Thoughts on Providers - microbean/microbean-settings GitHub Wiki

See Thoughts On Paths for some background.

A Provider bears qualifiers, but they're…inherited or nested or something. They're…more or less specific. This is where I'm still hazy.

(In the current work on the v3 branch, a Provider itself doesn't bear qualifiers, but reports whether or not it could potentially satisfy demand represented by a Context.)

The easiest case is the most general. A Provider that somehow reports that it makes Car objects, full stop, is, as you can tell intuitively, ridiculously general. What kind of Car? For what kind of demand? For whom? In what use cases?

The best example of a Provider that does this today is ServiceLoader. You ask for a Car; the ServiceLoader looks up com.foo.bar.Car entries in /META-INF/services/ locations and loads whatever it finds there and typically offers up the first thing. Maybe you thought you were getting a Porsche but instead you get a base-level Toyota. These kinds of providers are good for absolute globals, of which there are very few in practice. This gets into the subject of qualified applications, and what configuration is, but that's for another Wiki page.

Now imagine a ServiceLoader that could understand that the Car in question was "in the context of" an existing Household.
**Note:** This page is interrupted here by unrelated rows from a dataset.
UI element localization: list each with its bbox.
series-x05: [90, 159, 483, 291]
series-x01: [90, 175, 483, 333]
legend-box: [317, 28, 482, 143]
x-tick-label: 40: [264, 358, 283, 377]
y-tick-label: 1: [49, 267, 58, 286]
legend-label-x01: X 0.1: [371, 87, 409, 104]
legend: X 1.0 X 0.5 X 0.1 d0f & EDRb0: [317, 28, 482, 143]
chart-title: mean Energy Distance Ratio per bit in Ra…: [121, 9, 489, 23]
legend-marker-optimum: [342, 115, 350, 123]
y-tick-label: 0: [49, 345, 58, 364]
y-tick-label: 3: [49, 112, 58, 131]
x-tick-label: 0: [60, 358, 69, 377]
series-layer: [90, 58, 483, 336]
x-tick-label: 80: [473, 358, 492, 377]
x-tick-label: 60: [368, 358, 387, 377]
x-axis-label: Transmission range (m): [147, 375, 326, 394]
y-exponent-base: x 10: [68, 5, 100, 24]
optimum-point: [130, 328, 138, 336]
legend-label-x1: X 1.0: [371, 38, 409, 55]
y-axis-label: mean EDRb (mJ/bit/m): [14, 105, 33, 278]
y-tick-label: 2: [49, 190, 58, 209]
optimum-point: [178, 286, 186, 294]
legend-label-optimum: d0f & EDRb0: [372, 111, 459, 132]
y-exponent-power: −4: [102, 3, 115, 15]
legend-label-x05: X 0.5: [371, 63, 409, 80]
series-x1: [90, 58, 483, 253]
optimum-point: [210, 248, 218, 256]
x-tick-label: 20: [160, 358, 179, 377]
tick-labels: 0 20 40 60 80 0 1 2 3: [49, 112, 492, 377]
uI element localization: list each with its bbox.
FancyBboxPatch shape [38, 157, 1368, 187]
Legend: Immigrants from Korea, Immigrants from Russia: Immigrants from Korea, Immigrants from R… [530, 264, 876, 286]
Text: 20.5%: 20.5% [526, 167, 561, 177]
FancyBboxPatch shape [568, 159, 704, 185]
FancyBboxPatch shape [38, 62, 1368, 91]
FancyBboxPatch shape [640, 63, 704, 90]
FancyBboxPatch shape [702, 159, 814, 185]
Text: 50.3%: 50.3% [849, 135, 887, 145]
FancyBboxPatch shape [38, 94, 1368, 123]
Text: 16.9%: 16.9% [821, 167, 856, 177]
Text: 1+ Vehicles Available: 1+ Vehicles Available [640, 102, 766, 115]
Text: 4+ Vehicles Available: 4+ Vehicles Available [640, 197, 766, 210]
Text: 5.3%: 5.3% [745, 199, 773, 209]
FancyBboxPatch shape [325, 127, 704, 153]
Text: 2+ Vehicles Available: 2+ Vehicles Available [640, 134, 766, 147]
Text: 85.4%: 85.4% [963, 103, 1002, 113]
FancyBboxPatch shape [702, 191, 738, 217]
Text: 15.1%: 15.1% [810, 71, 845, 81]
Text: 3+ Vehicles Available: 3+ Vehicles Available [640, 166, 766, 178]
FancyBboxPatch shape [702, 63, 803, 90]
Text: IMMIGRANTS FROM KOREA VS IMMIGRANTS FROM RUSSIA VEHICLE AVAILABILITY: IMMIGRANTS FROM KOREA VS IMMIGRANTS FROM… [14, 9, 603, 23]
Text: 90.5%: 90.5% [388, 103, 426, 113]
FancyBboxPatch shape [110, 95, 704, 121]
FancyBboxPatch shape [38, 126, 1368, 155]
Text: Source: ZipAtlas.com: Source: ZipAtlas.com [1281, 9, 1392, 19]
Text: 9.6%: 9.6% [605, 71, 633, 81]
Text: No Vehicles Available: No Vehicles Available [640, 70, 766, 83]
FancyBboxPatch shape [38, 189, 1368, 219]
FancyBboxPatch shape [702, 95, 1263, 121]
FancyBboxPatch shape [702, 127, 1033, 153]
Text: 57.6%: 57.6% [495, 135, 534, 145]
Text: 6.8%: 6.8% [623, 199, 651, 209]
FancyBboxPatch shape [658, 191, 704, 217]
Perhaps it would serve up a different one. That's a Provider in a nutshell.

So Providers can be more or less specific, for one. A Provider that "answers the phone" for car.getDrivetrain().getEngine().getCylinder(0) is more specific in some currently unspecified way than one that just "answers the phone" for Cylinder, or one that "answers the phone" for Engine.class/Cylinder.class:accessor=getCylinder;arg0=0. So once you clear the type bar (a Car provider doesn't provide Wheels) specificity has some connection to the length of a path as well as the number and values of qualifiers.

Where things might get tricky (let's just stick to artificial length-of-1 paths for a moment):

  • Demand is for /Car.class:value=myFavorite. Providers include one for Car.class and Car.class:value=myDailyDriver. The first provider should be used, maybe? with a warning? or no providers.
  • Demand is for /:env=test/Car.class:value=myFavorite. Providers are as above but also one for Car.class-with-the-additional-stipulation-that-the-application-is-qualified-with-env=test (ah, a notation gap). Here, this latter provider should be used.